Generally you cannot directly login via ssh to the other nodes in the HPC cluster. However you can login to any node by submitting an interactive PBS job or you can ssh to any node on which you have a job running. The use case is that you might need to login to the node running your job to debug a problem with your PBS job or you might need to login to a GPU node to compile your code if it uses CUDA. See also Accessing GPU Nodes. Interactive jobs are not for running long computations. Hence the maximum walltime is 8 hours.
Submitting an interactive PBS job will allow you to login into any node for a specified period of time. The example below gives you a login on host hpccnode07 for 30 minutes. Use the “-I” option and select the host and wall time. The “-I” option will start a PBS job in the interactive queue. You will get 1 CPU core and 5GB of RAM as that is the default. There is also a default walltime which is 1 hour.
$ qsub -I -l select=1:host=hpccnode07 -l walltime=00:30:00 hpccnode07 $
For some nodes which have restricted queues you will also need to add the queue name to the command.
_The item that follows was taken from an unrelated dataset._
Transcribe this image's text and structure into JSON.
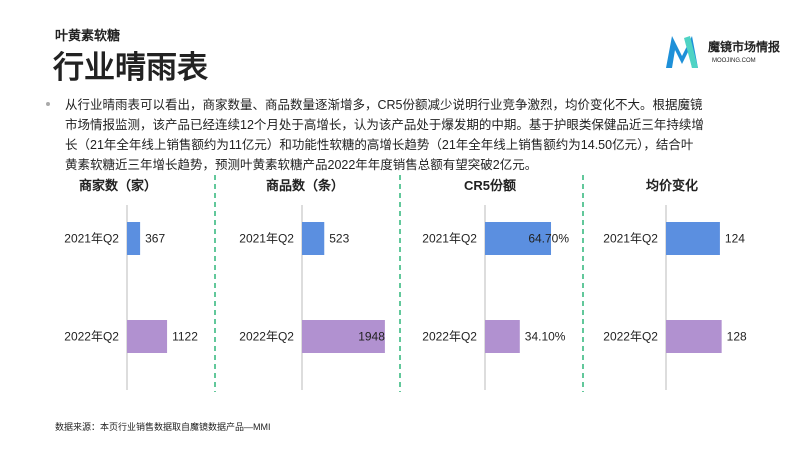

$ qsub -I -l select=1:host=c3node03 -l walltime=00:30:00 -q c3b c3node03 $
exit to exit the interactive shell on the execution host. You will be
dropped back to the login node.
Interactive logins will provide you with resources from the “Interactive Queue”.
This is limited in wall time. See https://hpc.research.uts.edu.au/status/
For testing please use a minimal test data set and minimal cores, memory and time.
In this case you don’t need to submit an interactive PBS job. Just ssh into the node. First check what node your job is running on:
$ qstat -n1 Req'd Req'd Elap Job ID Username Queue Jobname SessID NDS TSK Memory Time S Time --------------- -------- -------- ---------- ------ --- --- ------ ----- - ----- 215426.hpcnode0 876543 smallq primes_job 95025 1 1 5gb 00:10 R 00:00 hpccnode09/1
In this example it’s running on
hpccnode09 so we can ssh directly into this node.
$ ssh hpccnode09 Last login: Wed Jul 17 16:19:13 2019 from hpccnode01 hpccnode09 $
Note: When your job finishes on that node your ssh connection to that node will be automatically disconnected.
If you ssh to a node, and you do not have a job running on that node, within a few seconds you will be disconected and get a “Connection to ….. closed.”